Australian Human Rights Commission

Let’s not wait another two years to get it right

Sunday, 21 June 2009

Open and genuine consultation driven by a desire for trusting, long-term relationships with Aboriginal people must be central to federal government consultations in the 73 prescribed communities affected by the Northern Territory Emergency Response (NTER), Aboriginal and Torres Strait Islander Social Justice Commissioner Tom Calma said today, two years after the intervention was announced.

Commissioner Calma repeated his praise for the government’s moves to introduce legislation later this year to reinstate the Racial Discrimination Act (RDA) in the affected communities but cautioned that any attempts to make compulsory income or alcohol management strategies special measures must be completely understood by the affected communities and must be demonstrably supported by them.

“We know that a consultation process was entirely absent in the introduction of NTER measures and that community views were not considered in the design or delivery of these measures,” Commissioner Calma said.

“Let’s not wait another two years to get it right.

“We know that some of the measures may have had beneficial outcomes to some extent, but we can’t allow such outcomes to be delivered through racially prejudiced means.

“Once we create and allow laws that treat people differently on the basis of their race, it’s a slippery slope downwards to an Australia where the ‘fair go’ no longer counts.”

Commissioner Calma welcomed the appointment of Brian Gleeson to the newly-created position of Coordinator-General for Remote Indigenous Services and said he hoped Mr Gleeson could play a role in ensuring the NTER measures could move safely to a sustainable phase in the communities.

He said the Australian Human Rights Commission was finalising guidelines to assist governments in understanding and fulfilling their obligations concerning special measures under the Racial Discrimination Act.

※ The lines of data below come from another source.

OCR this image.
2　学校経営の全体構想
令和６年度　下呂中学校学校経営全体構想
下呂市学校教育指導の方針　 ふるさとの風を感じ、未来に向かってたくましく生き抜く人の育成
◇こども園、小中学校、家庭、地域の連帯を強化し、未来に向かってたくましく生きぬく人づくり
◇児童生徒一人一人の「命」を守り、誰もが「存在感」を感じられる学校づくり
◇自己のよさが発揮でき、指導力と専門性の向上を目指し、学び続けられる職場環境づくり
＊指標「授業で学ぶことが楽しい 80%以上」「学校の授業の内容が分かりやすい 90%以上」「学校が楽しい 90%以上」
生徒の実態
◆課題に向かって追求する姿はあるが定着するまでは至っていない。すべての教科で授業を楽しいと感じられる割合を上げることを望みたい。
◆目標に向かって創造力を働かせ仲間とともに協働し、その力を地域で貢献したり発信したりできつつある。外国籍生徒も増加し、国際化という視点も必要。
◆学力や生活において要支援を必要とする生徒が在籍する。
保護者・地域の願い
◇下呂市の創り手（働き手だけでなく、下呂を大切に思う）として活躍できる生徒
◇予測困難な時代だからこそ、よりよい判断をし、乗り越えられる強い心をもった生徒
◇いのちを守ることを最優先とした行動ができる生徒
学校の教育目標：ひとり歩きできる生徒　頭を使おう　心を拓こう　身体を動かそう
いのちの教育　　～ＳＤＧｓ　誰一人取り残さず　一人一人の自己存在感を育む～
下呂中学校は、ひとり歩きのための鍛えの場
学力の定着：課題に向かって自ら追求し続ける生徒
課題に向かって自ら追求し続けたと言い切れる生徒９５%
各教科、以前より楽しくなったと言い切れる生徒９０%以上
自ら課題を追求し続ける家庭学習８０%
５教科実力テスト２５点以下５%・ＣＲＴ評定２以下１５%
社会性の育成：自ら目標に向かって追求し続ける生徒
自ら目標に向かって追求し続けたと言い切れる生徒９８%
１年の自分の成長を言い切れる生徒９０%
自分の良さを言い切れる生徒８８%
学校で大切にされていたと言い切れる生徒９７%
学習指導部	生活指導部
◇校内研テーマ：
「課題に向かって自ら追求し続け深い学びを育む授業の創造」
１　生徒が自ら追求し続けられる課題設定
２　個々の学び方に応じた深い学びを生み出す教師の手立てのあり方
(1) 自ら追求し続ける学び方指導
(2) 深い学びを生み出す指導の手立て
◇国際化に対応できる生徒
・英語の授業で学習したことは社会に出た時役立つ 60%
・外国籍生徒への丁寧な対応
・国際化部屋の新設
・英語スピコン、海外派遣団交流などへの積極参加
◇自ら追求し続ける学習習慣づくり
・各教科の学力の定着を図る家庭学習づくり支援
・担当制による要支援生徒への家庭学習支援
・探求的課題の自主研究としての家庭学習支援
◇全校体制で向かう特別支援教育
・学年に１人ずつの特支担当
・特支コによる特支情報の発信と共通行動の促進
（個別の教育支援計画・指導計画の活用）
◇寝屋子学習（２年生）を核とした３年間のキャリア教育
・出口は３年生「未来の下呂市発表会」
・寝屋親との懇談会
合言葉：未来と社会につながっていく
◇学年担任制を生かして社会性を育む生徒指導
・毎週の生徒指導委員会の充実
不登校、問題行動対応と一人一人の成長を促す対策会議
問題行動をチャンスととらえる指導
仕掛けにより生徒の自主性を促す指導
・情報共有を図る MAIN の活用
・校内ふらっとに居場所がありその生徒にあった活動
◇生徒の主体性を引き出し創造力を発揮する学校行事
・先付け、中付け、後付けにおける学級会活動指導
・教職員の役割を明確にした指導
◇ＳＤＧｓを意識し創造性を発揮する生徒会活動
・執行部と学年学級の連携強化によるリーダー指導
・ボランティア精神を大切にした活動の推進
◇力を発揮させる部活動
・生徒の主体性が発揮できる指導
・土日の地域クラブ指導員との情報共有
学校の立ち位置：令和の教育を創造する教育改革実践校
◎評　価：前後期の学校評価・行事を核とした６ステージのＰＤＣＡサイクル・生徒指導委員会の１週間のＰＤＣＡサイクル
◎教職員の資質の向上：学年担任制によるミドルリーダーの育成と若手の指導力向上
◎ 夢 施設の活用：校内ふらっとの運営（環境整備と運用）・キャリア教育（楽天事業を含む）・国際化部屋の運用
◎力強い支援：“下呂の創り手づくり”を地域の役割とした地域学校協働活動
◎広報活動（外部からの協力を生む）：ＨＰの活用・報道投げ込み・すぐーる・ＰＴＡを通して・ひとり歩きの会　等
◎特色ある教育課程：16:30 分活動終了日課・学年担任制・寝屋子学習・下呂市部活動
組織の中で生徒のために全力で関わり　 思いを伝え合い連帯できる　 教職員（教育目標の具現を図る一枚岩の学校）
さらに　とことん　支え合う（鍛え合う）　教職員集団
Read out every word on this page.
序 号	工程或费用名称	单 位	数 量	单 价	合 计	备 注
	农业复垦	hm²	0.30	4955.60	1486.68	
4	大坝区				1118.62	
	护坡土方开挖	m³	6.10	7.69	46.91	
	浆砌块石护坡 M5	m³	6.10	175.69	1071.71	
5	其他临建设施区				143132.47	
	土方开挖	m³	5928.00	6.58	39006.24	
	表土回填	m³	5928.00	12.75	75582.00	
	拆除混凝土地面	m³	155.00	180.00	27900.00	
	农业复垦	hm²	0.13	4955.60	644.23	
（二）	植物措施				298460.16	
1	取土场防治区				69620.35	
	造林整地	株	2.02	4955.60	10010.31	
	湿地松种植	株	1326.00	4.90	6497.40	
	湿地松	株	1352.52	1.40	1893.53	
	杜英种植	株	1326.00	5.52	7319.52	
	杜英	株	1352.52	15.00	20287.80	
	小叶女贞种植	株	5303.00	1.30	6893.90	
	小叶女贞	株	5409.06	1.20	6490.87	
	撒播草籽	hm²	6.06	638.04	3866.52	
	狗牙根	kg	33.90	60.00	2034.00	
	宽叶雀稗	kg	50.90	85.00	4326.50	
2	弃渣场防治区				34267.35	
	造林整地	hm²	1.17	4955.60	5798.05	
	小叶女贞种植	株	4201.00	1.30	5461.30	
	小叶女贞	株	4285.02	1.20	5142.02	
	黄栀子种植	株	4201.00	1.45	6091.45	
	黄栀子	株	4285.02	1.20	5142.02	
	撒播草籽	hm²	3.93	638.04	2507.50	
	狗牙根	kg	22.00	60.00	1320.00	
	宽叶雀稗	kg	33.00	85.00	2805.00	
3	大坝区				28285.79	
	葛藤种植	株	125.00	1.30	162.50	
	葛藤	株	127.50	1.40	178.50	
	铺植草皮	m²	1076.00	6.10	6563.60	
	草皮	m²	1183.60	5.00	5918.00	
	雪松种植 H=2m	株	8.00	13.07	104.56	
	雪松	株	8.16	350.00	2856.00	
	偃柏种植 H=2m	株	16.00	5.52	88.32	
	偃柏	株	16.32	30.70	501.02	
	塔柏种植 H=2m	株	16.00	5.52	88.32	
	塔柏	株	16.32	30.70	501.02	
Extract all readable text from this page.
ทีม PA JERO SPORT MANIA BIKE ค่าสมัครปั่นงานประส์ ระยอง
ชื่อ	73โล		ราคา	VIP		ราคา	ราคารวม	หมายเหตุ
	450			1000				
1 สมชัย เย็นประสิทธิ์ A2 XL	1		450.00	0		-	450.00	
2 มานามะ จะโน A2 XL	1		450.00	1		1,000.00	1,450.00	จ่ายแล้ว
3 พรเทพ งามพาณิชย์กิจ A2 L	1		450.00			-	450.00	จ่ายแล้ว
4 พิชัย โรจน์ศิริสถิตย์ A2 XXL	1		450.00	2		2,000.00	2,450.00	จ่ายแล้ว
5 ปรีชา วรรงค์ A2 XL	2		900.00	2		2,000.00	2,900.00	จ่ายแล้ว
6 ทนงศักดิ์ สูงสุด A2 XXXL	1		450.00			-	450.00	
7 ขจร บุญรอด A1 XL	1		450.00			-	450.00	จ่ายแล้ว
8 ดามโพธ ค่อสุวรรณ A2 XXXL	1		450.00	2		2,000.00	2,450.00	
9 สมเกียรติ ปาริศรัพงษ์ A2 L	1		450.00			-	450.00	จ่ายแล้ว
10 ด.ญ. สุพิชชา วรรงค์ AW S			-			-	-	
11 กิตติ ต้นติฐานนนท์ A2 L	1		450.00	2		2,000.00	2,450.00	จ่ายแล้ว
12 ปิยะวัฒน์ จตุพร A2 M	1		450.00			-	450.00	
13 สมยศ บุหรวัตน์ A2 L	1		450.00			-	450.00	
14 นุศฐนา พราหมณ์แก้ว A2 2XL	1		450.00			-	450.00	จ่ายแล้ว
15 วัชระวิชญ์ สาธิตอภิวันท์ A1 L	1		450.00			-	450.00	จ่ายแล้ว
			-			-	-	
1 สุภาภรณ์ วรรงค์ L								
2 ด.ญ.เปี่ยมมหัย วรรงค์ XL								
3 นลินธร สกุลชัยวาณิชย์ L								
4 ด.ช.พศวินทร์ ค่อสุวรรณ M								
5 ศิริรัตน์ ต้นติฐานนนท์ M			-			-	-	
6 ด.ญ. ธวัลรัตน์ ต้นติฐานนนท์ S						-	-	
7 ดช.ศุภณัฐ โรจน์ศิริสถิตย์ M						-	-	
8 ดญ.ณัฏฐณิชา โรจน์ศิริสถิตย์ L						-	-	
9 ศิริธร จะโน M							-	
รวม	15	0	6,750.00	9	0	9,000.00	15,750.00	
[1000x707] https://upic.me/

“Child protection and preventing family violence must remain a top priority, however some of the existing NTER measures actually work against this,” Mr Calma said. “The measures make it impossible for mothers, for example, who receive welfare payments to have any decision about their income support reviewed by anyone other than Centrelink – they can’t go to the Social Security Appeals Tribunal for merits review like other Australians,” he said.

“We’ve also known for two years now that quarantining of all welfare payments has created hardship for many safe and healthy families who have been forced at great expense and inconvenience to travel long distances to use a Basics card.”

Commissioner Calma said comprehensive consultations take time and resources and must involve Aboriginal and Torres Strait Islander people at the outset.

“And perhaps most importantly of all, Aboriginal and Torres Strait Islander communities are immensely diverse. The consultations must take into account that understandings gained from one community are not necessarily the same for another.”